Treatment of pudendal neuralgia
This can be conservative or interventional/surgical.
- avoiding things that make the pain worse, such as cycling, constipation or prolonged sitting
- symptomatic treatment: antialgic medication – reduce pain – these are special drugs for neuropathic pain (neurological/psychiatric medication), not usual painkillers (non-steroidal anti-inflammatory drugs)
- physiotherapy – a physiotherapist specialized in this type of perineal/pelvic pain may help reduce the pain significantly, especially in the initial phases of the disease (exercises to relax the pelvic muscles, as well as other muscles that can irritate the external pubic nerve)
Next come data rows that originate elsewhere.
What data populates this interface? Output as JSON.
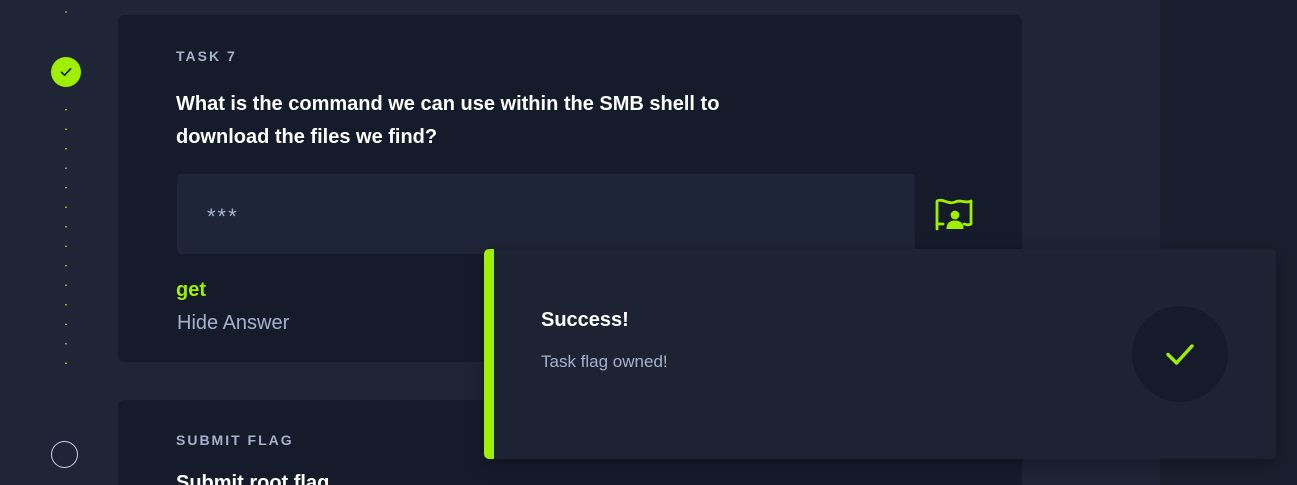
{
  "timeline": {
    "steps": [
      {
        "status": "completed",
        "icon": "check-icon"
      },
      {
        "status": "pending",
        "icon": "circle-icon"
      }
    ]
  },
  "task": {
    "label": "TASK 7",
    "question": "What is the command we can use within the SMB shell to download the files we find?",
    "answer_masked": "***",
    "answer": "get",
    "hide_answer_label": "Hide Answer",
    "submit_icon": "flag-user-icon"
  },
  "submit_flag": {
    "label": "SUBMIT FLAG",
    "question": "Submit root flag"
  },
  "toast": {
    "title": "Success!",
    "message": "Task flag owned!",
    "icon": "check-icon"
  },
  "colors": {
    "accent": "#9fef00",
    "background": "#1f2436",
    "card": "#161b2c",
    "muted_text": "#a4b1cd"
  }
}
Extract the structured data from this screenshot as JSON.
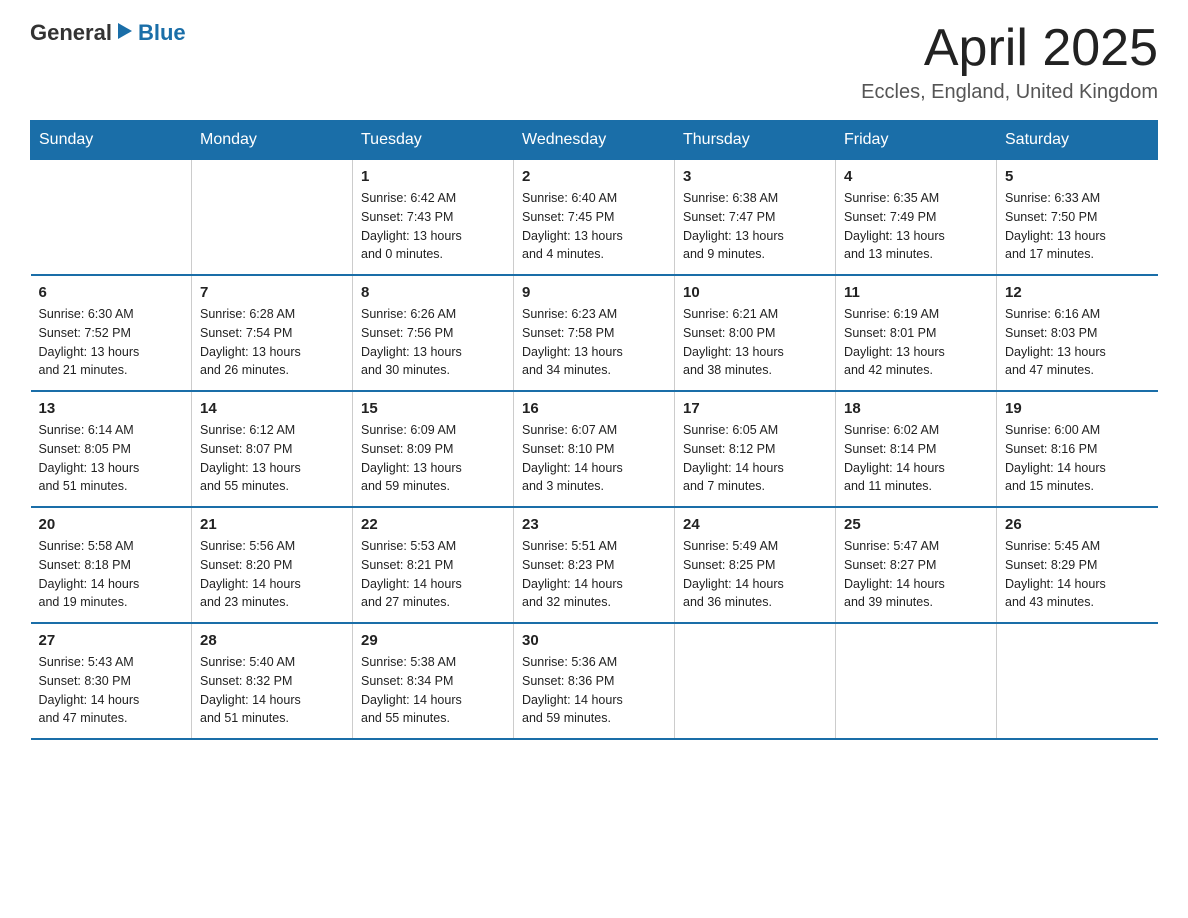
{
  "header": {
    "logo_general": "General",
    "logo_blue": "Blue",
    "title": "April 2025",
    "subtitle": "Eccles, England, United Kingdom"
  },
  "weekdays": [
    "Sunday",
    "Monday",
    "Tuesday",
    "Wednesday",
    "Thursday",
    "Friday",
    "Saturday"
  ],
  "weeks": [
    [
      {
        "day": "",
        "info": ""
      },
      {
        "day": "",
        "info": ""
      },
      {
        "day": "1",
        "info": "Sunrise: 6:42 AM\nSunset: 7:43 PM\nDaylight: 13 hours\nand 0 minutes."
      },
      {
        "day": "2",
        "info": "Sunrise: 6:40 AM\nSunset: 7:45 PM\nDaylight: 13 hours\nand 4 minutes."
      },
      {
        "day": "3",
        "info": "Sunrise: 6:38 AM\nSunset: 7:47 PM\nDaylight: 13 hours\nand 9 minutes."
      },
      {
        "day": "4",
        "info": "Sunrise: 6:35 AM\nSunset: 7:49 PM\nDaylight: 13 hours\nand 13 minutes."
      },
      {
        "day": "5",
        "info": "Sunrise: 6:33 AM\nSunset: 7:50 PM\nDaylight: 13 hours\nand 17 minutes."
      }
    ],
    [
      {
        "day": "6",
        "info": "Sunrise: 6:30 AM\nSunset: 7:52 PM\nDaylight: 13 hours\nand 21 minutes."
      },
      {
        "day": "7",
        "info": "Sunrise: 6:28 AM\nSunset: 7:54 PM\nDaylight: 13 hours\nand 26 minutes."
      },
      {
        "day": "8",
        "info": "Sunrise: 6:26 AM\nSunset: 7:56 PM\nDaylight: 13 hours\nand 30 minutes."
      },
      {
        "day": "9",
        "info": "Sunrise: 6:23 AM\nSunset: 7:58 PM\nDaylight: 13 hours\nand 34 minutes."
      },
      {
        "day": "10",
        "info": "Sunrise: 6:21 AM\nSunset: 8:00 PM\nDaylight: 13 hours\nand 38 minutes."
      },
      {
        "day": "11",
        "info": "Sunrise: 6:19 AM\nSunset: 8:01 PM\nDaylight: 13 hours\nand 42 minutes."
      },
      {
        "day": "12",
        "info": "Sunrise: 6:16 AM\nSunset: 8:03 PM\nDaylight: 13 hours\nand 47 minutes."
      }
    ],
    [
      {
        "day": "13",
        "info": "Sunrise: 6:14 AM\nSunset: 8:05 PM\nDaylight: 13 hours\nand 51 minutes."
      },
      {
        "day": "14",
        "info": "Sunrise: 6:12 AM\nSunset: 8:07 PM\nDaylight: 13 hours\nand 55 minutes."
      },
      {
        "day": "15",
        "info": "Sunrise: 6:09 AM\nSunset: 8:09 PM\nDaylight: 13 hours\nand 59 minutes."
      },
      {
        "day": "16",
        "info": "Sunrise: 6:07 AM\nSunset: 8:10 PM\nDaylight: 14 hours\nand 3 minutes."
      },
      {
        "day": "17",
        "info": "Sunrise: 6:05 AM\nSunset: 8:12 PM\nDaylight: 14 hours\nand 7 minutes."
      },
      {
        "day": "18",
        "info": "Sunrise: 6:02 AM\nSunset: 8:14 PM\nDaylight: 14 hours\nand 11 minutes."
      },
      {
        "day": "19",
        "info": "Sunrise: 6:00 AM\nSunset: 8:16 PM\nDaylight: 14 hours\nand 15 minutes."
      }
    ],
    [
      {
        "day": "20",
        "info": "Sunrise: 5:58 AM\nSunset: 8:18 PM\nDaylight: 14 hours\nand 19 minutes."
      },
      {
        "day": "21",
        "info": "Sunrise: 5:56 AM\nSunset: 8:20 PM\nDaylight: 14 hours\nand 23 minutes."
      },
      {
        "day": "22",
        "info": "Sunrise: 5:53 AM\nSunset: 8:21 PM\nDaylight: 14 hours\nand 27 minutes."
      },
      {
        "day": "23",
        "info": "Sunrise: 5:51 AM\nSunset: 8:23 PM\nDaylight: 14 hours\nand 32 minutes."
      },
      {
        "day": "24",
        "info": "Sunrise: 5:49 AM\nSunset: 8:25 PM\nDaylight: 14 hours\nand 36 minutes."
      },
      {
        "day": "25",
        "info": "Sunrise: 5:47 AM\nSunset: 8:27 PM\nDaylight: 14 hours\nand 39 minutes."
      },
      {
        "day": "26",
        "info": "Sunrise: 5:45 AM\nSunset: 8:29 PM\nDaylight: 14 hours\nand 43 minutes."
      }
    ],
    [
      {
        "day": "27",
        "info": "Sunrise: 5:43 AM\nSunset: 8:30 PM\nDaylight: 14 hours\nand 47 minutes."
      },
      {
        "day": "28",
        "info": "Sunrise: 5:40 AM\nSunset: 8:32 PM\nDaylight: 14 hours\nand 51 minutes."
      },
      {
        "day": "29",
        "info": "Sunrise: 5:38 AM\nSunset: 8:34 PM\nDaylight: 14 hours\nand 55 minutes."
      },
      {
        "day": "30",
        "info": "Sunrise: 5:36 AM\nSunset: 8:36 PM\nDaylight: 14 hours\nand 59 minutes."
      },
      {
        "day": "",
        "info": ""
      },
      {
        "day": "",
        "info": ""
      },
      {
        "day": "",
        "info": ""
      }
    ]
  ]
}
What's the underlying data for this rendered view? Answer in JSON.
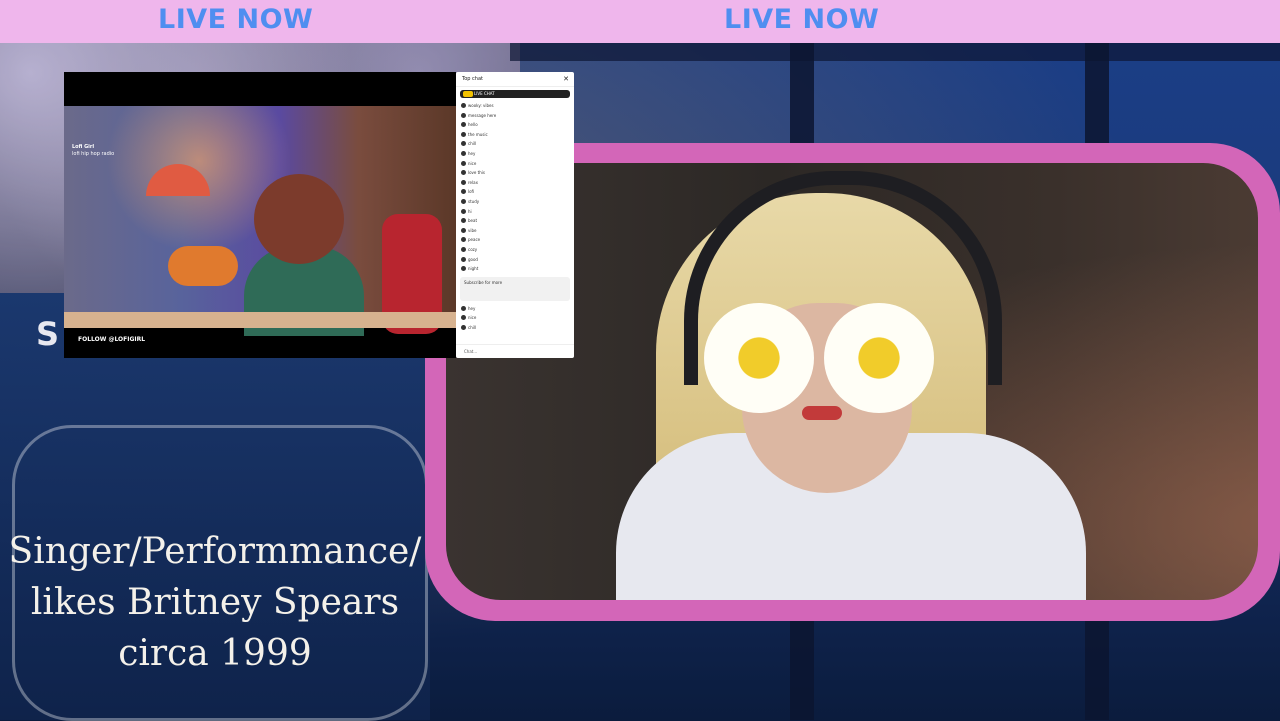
{
  "header": {
    "left_label": "LIVE NOW",
    "right_label": "LIVE NOW",
    "label_color": "#4f8ef0",
    "bar_color": "#efb6ec"
  },
  "left_panel": {
    "partial_text": "S",
    "caption_lines": [
      "Singer/Performmance/",
      "likes Britney Spears",
      "circa 1999"
    ]
  },
  "cam": {
    "frame_color": "#d366b8",
    "subject_desc_icon": "person-daisy-sunglasses"
  },
  "player": {
    "follow_badge": "FOLLOW @LOFIGIRL",
    "channel_line1": "Lofi Girl",
    "channel_line2": "lofi hip hop radio"
  },
  "chat": {
    "title": "Top chat",
    "pinned": "LIVE CHAT",
    "messages": [
      "wooky: vibes",
      "message here",
      "hello",
      "the music",
      "chill",
      "hey",
      "nice",
      "love this",
      "relax",
      "lofi",
      "study",
      "hi",
      "beat",
      "vibe",
      "peace",
      "cozy",
      "good",
      "night"
    ],
    "banner_text": "Subscribe for more",
    "messages_after": [
      "hey",
      "nice",
      "chill"
    ],
    "footer": "Chat..."
  }
}
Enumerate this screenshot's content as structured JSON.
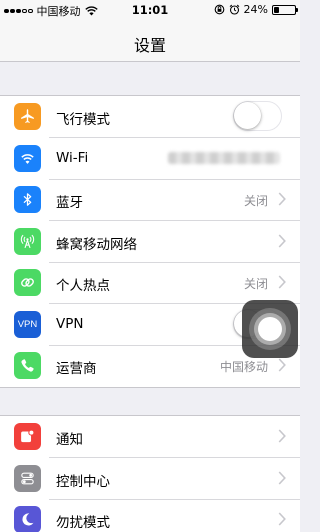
{
  "status_bar": {
    "carrier": "中国移动",
    "time": "11:01",
    "battery_text": "24%",
    "battery_level": 0.24
  },
  "nav": {
    "title": "设置"
  },
  "groups": [
    {
      "rows": [
        {
          "label": "飞行模式",
          "icon": "airplane-icon",
          "icon_color": "#f79a22",
          "control": "toggle",
          "toggle_on": false
        },
        {
          "label": "Wi-Fi",
          "icon": "wifi-icon",
          "icon_color": "#1a82fb",
          "control": "blurred-value"
        },
        {
          "label": "蓝牙",
          "icon": "bluetooth-icon",
          "icon_color": "#1a82fb",
          "value": "关闭"
        },
        {
          "label": "蜂窝移动网络",
          "icon": "cellular-antenna-icon",
          "icon_color": "#4cd964"
        },
        {
          "label": "个人热点",
          "icon": "hotspot-link-icon",
          "icon_color": "#4cd964",
          "value": "关闭"
        },
        {
          "label": "VPN",
          "icon": "vpn-icon",
          "icon_text": "VPN",
          "icon_color": "#1a5fd6",
          "control": "toggle",
          "toggle_on": false
        },
        {
          "label": "运营商",
          "icon": "phone-icon",
          "icon_color": "#4cd964",
          "value": "中国移动"
        }
      ]
    },
    {
      "rows": [
        {
          "label": "通知",
          "icon": "notifications-icon",
          "icon_color": "#f2403b"
        },
        {
          "label": "控制中心",
          "icon": "control-center-icon",
          "icon_color": "#8e8e93"
        },
        {
          "label": "勿扰模式",
          "icon": "moon-icon",
          "icon_color": "#5856d6"
        }
      ]
    }
  ]
}
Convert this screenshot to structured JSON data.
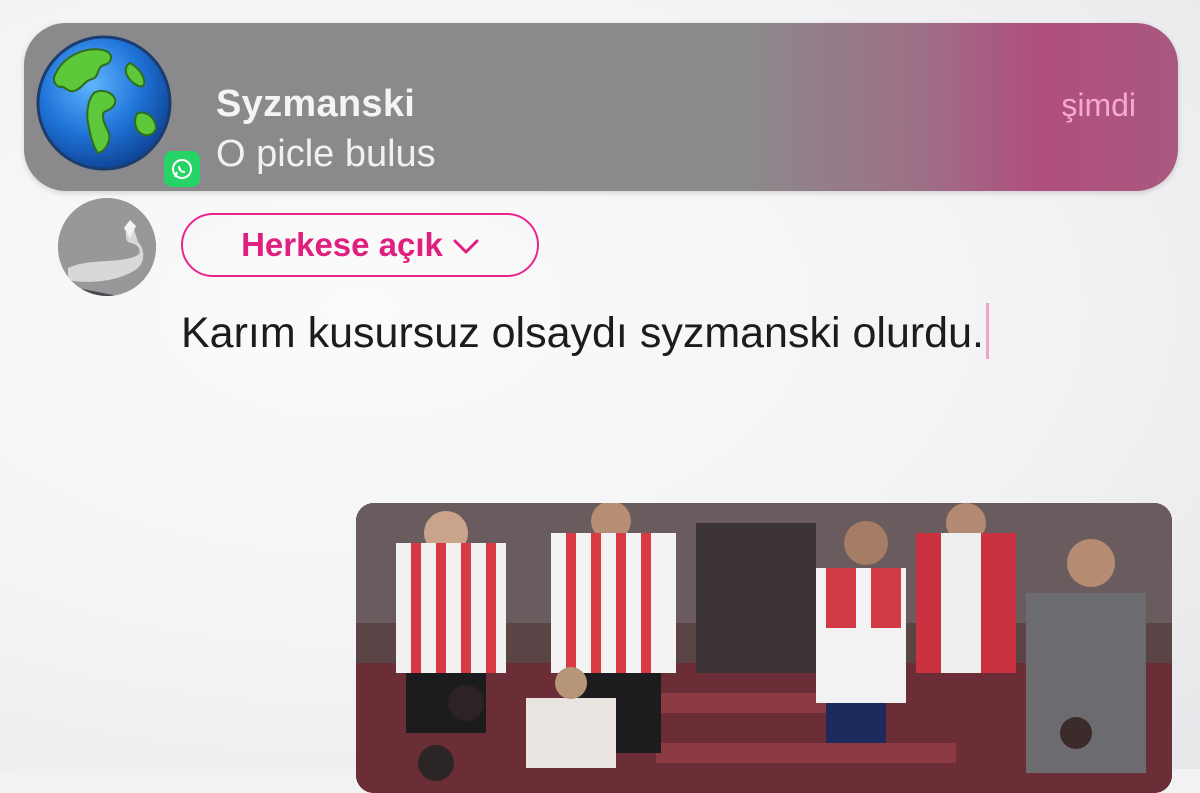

- local anesthetic infiltrations for pain relief – can relieve pain for several months at a time – unfortunately the anesthetic also has adverse effects (sensitivity reduction in the respective area – decrease in sexual pleasure, urinary difficulties)
- surgical intervention – decompression of the external pudendal nerve – radical intervention that most often involves sectioning of some muscle fibers, fascia, tendon of the coccygeus muscle; sometimes the nerve can be compressed by dilated pelvic veins; coagulation and sectioning determine the significant and immediate relief of pain at this level.
- *nerve stimulation – implanting a device under the skin to deliver mild electrical impulses to the nerve for desensitisation.
Together with the pain specialists (with whom we have a close collaboration), we started to diagnose and treat correctly this very frequent and underdiagnosed condition. We are proud to be first gynecological surgery center in the country that practices this type of laparoscopic surgery (peripheral pelvic nerve surgery) with spectacular results a few days after surgery.